QUONSET: METAL LIVING FOR
A MODERN AGE

Exhibition Design, Fabrication, and Installation


Anchorage Museum
of History and Art
October 16, 2005 through
January 1, 2006
5000 sq. ft.


This traveling exhibition featured the Quonset hut, a mass-produced, prefabricated shelter created to house troops and supplies during WWII. The project required designing an informational and visually dynamic environment to display images and objects with a very specific and repetitive focus, with the possibility of being reconfigured for subsequent venues.


Arranged in formation, the exhibition’s system took their cue from the utilitarian, deployable metal folding chair, and the distinctive arc of the Quonset hut itself – with the effect of curving material closer to the viewer. A set of interlocking, interchangeable, and standardized parts was economically mass-produced by laser-cutting and bending flat steel, allowing the exhibition to be shipped in the smallest of containers and erected on site in the span of two days.
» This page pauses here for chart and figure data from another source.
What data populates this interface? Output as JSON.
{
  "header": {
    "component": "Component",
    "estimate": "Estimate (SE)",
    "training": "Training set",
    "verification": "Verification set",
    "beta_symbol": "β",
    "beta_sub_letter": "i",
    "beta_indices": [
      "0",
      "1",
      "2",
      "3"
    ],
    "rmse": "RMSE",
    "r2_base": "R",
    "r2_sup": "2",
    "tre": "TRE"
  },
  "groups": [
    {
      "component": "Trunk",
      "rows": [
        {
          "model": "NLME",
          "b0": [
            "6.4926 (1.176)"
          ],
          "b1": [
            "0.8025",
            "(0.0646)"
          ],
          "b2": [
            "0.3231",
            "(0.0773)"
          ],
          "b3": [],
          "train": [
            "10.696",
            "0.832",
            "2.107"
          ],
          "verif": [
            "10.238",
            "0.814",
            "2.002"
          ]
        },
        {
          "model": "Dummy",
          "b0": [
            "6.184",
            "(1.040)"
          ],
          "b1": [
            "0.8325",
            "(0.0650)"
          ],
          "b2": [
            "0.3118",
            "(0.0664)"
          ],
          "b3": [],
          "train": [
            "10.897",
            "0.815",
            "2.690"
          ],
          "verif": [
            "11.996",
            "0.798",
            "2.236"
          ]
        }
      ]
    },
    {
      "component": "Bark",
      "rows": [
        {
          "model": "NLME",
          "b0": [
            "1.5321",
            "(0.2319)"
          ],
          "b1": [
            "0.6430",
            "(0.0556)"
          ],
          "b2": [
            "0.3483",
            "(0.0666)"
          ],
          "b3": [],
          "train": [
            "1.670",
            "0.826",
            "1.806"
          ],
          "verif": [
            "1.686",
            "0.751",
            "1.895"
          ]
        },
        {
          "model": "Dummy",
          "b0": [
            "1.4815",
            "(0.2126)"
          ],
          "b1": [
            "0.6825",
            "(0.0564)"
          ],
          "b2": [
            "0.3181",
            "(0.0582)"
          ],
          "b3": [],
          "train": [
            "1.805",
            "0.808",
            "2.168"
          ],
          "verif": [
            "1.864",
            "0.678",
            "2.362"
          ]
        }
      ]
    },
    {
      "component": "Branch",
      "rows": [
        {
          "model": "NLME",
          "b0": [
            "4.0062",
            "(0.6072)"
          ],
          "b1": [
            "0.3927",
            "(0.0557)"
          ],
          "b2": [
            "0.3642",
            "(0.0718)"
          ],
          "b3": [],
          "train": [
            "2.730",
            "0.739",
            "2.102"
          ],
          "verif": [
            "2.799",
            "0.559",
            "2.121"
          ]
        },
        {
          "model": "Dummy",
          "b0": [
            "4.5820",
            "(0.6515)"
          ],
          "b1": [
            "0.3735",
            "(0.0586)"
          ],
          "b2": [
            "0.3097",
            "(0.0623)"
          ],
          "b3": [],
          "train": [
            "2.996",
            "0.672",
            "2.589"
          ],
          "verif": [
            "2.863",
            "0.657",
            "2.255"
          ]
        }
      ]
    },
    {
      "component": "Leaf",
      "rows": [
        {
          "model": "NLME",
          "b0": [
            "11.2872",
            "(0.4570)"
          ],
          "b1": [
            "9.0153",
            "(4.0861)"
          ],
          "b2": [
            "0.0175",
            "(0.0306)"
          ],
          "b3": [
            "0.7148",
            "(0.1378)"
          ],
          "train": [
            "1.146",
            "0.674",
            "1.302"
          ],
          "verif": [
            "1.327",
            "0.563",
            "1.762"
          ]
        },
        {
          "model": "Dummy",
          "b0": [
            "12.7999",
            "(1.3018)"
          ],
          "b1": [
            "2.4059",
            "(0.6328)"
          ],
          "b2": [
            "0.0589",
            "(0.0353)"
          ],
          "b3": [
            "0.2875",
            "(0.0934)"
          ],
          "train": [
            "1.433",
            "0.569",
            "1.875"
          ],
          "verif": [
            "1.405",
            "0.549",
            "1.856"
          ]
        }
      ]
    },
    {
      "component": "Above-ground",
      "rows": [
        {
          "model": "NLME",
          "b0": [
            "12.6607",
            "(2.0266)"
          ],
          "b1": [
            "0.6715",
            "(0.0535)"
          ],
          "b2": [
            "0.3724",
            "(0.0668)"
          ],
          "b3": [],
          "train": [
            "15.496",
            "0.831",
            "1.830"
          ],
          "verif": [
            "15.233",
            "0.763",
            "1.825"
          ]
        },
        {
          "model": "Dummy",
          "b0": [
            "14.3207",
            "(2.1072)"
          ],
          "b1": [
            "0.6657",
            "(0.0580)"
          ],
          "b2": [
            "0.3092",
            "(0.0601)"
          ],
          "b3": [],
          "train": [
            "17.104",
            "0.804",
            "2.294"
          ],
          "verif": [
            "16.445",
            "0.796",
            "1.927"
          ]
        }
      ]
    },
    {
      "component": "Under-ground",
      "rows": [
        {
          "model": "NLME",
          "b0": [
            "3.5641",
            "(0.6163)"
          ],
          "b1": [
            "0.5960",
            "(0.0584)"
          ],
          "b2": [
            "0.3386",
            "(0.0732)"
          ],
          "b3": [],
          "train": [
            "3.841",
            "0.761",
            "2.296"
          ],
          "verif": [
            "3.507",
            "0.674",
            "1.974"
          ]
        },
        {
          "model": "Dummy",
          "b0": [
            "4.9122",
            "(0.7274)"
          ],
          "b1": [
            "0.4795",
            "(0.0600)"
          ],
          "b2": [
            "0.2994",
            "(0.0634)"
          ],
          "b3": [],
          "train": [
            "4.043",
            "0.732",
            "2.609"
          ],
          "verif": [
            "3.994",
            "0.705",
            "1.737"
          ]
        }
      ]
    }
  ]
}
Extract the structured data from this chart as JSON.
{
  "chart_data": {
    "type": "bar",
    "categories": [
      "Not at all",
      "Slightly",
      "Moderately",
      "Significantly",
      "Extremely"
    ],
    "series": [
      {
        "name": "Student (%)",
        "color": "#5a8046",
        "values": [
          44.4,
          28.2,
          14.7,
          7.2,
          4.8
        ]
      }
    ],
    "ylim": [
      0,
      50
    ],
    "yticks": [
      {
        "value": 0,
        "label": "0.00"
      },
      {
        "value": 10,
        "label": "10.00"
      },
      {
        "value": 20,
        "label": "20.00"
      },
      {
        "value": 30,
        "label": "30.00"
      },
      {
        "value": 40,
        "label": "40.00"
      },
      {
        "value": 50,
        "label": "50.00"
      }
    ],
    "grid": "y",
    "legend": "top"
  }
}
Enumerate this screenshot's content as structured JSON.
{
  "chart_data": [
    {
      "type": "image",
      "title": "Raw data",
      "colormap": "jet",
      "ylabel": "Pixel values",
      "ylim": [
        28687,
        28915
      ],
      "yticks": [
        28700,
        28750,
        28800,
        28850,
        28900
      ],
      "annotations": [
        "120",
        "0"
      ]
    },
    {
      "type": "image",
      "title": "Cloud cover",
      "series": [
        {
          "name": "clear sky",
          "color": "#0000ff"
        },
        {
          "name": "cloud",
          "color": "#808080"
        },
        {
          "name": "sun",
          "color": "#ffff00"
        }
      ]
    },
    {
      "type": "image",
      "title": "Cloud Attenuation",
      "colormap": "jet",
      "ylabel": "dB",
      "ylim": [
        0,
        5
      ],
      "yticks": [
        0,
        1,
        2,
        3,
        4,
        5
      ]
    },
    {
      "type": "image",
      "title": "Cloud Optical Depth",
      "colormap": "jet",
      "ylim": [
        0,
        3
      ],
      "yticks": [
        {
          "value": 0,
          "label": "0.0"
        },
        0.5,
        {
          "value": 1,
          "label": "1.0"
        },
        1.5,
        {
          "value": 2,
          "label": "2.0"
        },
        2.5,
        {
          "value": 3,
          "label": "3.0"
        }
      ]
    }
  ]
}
Each system component acts as an integral structural member to the assembly, creating a rigid armature out of a minimum of finely sized pieces. Custom spring clips buckle 1/4” masonite display panels snug to the structure’s radius.


In part replicating the deployment of the original Quonset, the exhibition was fabricated within six weeks in MATTER’s shop and shipped via truck and barge to Alaska. The entire show was mounted on a new painted floor raised up on recycled shipping pallets (in part to conceal egregious museum carpeting) and ringed by concealed fluorescent fixtures with ice blue gels evoking the Alaskan horizon. Custom pendant lighting was installed to lower the gallery’s ceiling plane, emphasizing a wide space and transforming the typical environment of the Museum.